The task force was able to add a statement close to the publication date regarding a recent meta-analysis reporting an increased risk of myocardial infarction associated with rosiglitazone therapy (N. Engl. J. Med. 2007 [Epub doi:10.1056/NEJMoa072761]). Despite the controversy over the meta-analysis and the unresolved issues, “we felt we had to say something about it, although we tried to keep a very balanced opinion in that regard and are not recommending that patients stop the medication,” Dr. Rodbard said.

The statement, which appears in the glycemic management section, says that “definitive resolution regarding the magnitude and statistical and clinical significance of these findings” will require further analyses, including the results of an ongoing phase III study expected to be completed in 2009.

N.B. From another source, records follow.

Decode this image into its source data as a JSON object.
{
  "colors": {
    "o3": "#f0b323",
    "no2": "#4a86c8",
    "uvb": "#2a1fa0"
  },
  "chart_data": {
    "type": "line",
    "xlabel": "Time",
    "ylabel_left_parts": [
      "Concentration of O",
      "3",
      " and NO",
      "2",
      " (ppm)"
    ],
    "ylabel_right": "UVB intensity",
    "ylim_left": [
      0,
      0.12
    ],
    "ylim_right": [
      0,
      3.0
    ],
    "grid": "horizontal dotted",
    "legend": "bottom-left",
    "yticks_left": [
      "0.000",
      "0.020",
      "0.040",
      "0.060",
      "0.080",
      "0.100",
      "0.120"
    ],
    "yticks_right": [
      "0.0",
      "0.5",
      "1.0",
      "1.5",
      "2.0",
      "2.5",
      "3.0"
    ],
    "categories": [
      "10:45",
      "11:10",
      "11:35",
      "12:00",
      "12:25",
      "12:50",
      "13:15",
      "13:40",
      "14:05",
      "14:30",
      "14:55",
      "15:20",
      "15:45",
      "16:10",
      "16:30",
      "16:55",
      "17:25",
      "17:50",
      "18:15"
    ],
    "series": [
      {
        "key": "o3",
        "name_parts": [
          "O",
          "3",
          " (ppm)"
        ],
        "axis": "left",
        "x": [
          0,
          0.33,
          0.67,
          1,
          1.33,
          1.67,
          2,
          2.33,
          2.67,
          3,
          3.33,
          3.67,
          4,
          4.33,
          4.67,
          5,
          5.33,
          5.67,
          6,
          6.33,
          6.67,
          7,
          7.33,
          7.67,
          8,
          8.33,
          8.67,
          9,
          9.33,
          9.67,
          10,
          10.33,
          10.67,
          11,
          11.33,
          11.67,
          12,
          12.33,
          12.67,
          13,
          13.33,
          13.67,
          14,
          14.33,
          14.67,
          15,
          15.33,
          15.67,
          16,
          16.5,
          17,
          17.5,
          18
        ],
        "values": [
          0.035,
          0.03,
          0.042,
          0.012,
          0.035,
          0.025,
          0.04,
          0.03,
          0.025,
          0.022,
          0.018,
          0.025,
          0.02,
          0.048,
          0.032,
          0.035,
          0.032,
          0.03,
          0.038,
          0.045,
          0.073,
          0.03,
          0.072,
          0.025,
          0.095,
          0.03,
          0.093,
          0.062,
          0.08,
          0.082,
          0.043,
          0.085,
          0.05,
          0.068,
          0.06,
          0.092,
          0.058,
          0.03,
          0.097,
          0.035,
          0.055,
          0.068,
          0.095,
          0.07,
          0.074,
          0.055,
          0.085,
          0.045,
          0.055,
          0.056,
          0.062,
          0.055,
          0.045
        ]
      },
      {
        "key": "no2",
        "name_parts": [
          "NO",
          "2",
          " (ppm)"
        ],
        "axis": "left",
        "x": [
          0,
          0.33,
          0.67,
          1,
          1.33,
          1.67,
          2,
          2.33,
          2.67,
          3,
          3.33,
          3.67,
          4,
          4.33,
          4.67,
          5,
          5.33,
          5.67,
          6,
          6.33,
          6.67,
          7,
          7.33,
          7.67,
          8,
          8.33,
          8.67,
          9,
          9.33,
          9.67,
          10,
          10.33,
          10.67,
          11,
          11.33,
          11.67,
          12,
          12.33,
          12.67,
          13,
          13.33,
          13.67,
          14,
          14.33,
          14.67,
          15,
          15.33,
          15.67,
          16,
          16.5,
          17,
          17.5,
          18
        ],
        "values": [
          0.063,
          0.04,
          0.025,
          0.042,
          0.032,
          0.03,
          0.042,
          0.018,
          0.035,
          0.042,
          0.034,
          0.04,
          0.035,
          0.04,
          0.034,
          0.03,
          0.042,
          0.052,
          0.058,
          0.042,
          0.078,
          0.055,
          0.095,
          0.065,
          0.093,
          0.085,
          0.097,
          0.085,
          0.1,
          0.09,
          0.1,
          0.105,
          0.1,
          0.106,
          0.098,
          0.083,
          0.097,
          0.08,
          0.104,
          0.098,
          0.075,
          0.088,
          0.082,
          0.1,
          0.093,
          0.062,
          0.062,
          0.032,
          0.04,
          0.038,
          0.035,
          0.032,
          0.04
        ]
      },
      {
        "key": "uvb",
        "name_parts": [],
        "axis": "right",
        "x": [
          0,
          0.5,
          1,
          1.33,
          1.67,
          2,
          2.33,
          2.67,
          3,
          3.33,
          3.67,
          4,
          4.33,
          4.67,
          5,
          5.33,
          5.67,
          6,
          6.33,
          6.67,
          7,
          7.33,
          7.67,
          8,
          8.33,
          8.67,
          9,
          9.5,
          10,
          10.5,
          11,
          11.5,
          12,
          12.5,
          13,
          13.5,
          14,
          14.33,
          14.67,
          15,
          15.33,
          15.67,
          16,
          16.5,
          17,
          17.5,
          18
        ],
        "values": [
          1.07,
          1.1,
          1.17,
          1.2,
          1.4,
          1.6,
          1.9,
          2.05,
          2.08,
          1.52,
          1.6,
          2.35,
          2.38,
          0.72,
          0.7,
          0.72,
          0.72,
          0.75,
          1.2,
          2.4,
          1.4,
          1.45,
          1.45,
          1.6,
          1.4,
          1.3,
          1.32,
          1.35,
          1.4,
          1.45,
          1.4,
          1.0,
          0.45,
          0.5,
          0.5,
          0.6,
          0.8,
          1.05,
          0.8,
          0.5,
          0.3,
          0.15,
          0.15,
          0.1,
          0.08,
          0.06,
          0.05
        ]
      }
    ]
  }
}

The guidelines also list peripheral fractures in women among the adverse effects of thiazolidinediones (TZDs), a reference to findings showing an increased rate of peripheral fractures in women taking either rosiglitazone or pioglitazone (“Second TZD Connected to Excess Fractures in Women,” April 2007, p. 1).

In the section on glycemic management, AACE recommends a glycemic target that includes an HbA1c equal to or below 6.5%, a fasting plasma glucose concentration below 110 mg/dL, and a 2-hour postprandial glucose concentration below 140 mg/dL, values that AACE has advocated in the past. The glycemic goals in the guidelines are consistent with previous AACE consensus conferences and a position statement regarding these targets, said Dr. Paul S. Jellinger, a task force member and a past president of both AACE and the American College of Endocrinology, who is in private practice in Hollywood, Fla.

The guidelines are a “very nice blend of evidence-based and evidence-ranked statements, which also reflect the extensive clinical experience of the task force members,” he added. Written with the clinician in mind, “we expect this will be a source of clinically useful information” for any clinician involved in the care of people with diabetes, he said.